Une «baisse qui n’a pas de signification»

«On a été reçus par le directeur et le responsable des achats du site», relate le président de la FRSEA aux agriculteurs à la sortie de la réunion. «On a commencé par leur expliquer le contexte. C’est-à-dire que les éleveurs, ça fait trente ans qu’ils ont été mis à la diète. Et depuis deux années environ, ça allait mieux».

Une baisse du prix de la viande bovine qui intervient alors que sa consommation «reste stable avec -0,6 % depuis le début de l’année et que la production française recule de -2,6 %», pointaient dans un communiqué commun la FRSEA, les Jeunes agriculteurs Hauts-de-France, et la FNB.
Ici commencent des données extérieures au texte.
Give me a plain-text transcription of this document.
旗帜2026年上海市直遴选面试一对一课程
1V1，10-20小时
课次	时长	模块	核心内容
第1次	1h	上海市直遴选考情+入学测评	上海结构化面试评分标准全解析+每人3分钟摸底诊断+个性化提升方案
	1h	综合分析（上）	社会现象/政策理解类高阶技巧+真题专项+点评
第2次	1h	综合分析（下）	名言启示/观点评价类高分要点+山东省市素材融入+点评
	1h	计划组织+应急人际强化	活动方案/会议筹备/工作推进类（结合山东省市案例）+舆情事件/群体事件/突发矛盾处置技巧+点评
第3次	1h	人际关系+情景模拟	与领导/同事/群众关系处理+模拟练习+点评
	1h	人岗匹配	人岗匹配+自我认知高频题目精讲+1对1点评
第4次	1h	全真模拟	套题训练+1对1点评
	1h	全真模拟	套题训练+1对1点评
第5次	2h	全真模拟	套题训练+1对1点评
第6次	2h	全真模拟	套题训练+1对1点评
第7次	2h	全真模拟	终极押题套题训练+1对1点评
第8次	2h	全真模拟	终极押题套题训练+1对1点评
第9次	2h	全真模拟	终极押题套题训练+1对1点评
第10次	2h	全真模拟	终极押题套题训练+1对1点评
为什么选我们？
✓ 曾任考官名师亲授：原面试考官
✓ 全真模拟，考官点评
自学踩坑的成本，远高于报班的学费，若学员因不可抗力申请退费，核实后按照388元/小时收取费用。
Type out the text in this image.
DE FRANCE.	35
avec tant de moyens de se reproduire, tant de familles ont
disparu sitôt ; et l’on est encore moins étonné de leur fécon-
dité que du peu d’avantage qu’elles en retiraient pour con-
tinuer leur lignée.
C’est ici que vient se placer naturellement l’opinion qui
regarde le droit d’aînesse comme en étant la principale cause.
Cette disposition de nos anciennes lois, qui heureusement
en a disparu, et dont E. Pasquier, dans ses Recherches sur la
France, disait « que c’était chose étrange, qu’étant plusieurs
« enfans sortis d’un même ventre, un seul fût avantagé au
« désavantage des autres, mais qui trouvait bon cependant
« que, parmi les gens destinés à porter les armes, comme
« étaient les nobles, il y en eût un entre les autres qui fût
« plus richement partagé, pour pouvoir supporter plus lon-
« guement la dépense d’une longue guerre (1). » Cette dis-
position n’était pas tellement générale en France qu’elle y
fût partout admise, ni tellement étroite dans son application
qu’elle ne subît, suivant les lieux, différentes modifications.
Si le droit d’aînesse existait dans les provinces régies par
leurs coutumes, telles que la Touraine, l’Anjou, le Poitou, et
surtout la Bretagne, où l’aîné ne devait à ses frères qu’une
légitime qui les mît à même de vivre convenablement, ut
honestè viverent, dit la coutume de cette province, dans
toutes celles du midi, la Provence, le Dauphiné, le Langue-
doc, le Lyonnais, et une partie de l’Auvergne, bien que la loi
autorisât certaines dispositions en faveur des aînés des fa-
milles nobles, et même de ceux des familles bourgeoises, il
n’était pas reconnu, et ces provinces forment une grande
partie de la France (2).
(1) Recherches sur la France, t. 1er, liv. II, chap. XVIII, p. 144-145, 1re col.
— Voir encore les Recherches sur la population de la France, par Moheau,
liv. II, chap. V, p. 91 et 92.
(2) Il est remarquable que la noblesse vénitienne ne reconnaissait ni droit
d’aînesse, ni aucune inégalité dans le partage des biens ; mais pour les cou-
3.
Christophe de Bruyne, membre du bureau de la FNB, proteste contre une réponse insatisfaisante du groupe. «Ils restent campés sur un mois de juin qui est très compliqué du fait de la canicule, du fait de la guerre au Moyen-Orient, etc. Mais n’empêche que le mois de juin, ce n’est pas l’année entière !» «Il faut dire stop à une baisse qui aujourd’hui n’a pas de signification», estime Charlotte Vassant. Plus concrètement, la baisse pourrait, d’après les syndicats, représenter un manque à gagner entre 50 centimes et un euro en moins du kilo «selon les bêtes».

D’énormes craintes pour l’avenir

Cette annonce intervient alors que pour les exploitants, les charges pèsent de plus en plus lourd. Sans oublier les aléas climatiques comme la canicule et la sécheresse qui sévissent toujours. «On tape sur nos nourritures de cet hiver et les éleveurs ne peuvent pas se permettre une nouvelle baisse», s’inquiète Régis Desrumaux. Ces derniers, qui n’ont visiblement pas la mémoire courte, dénoncent aussi un double discours. Avec cette volonté affichée par Bigard «de défense de la souveraineté alimentaire», lors du Salon de l’agriculture en février dernier. Gwenaëlle Desrumaux, représentante des Jeunes agriculteurs Hauts-de-France, exprime le mal-être. «Et demain, on aura tous disparu, les jeunes comme moi auront jeté l’éponge. Les anciennes générations, vous étiez résilientes, vous vous disiez, allez, c’est dur, on va travailler plus.» Une inquiétude partagée par deux autres jeunes agriculteurs croisés. «La baisse du taux de reproduction avec la canicule… Les exploitations sont tout juste en train de se remettre de la fièvre catarrhale», pestent Adrien Pecher, éleveur de vaches laitières et ex-président des JA d’Avesnes-sur-Helpe, ainsi que François Jesquy, salarié dans la ferme de ses parents (vaches allaitantes). «À qui profitera la baisse ?», s’interroge-t-il. «C’est le premier coup de semonce», prévient Gwenaëlle Desrumaux. Car les agriculteurs rencontrés ce matin-là le rappellent. Ce n’est pas que le groupe Bigard – même «s’il fait la pluie et le beau temps (car il est le leader ndlr)» – qui est visé à l’occasion de cette mobilisation. Mais bien l’ensemble des acteurs.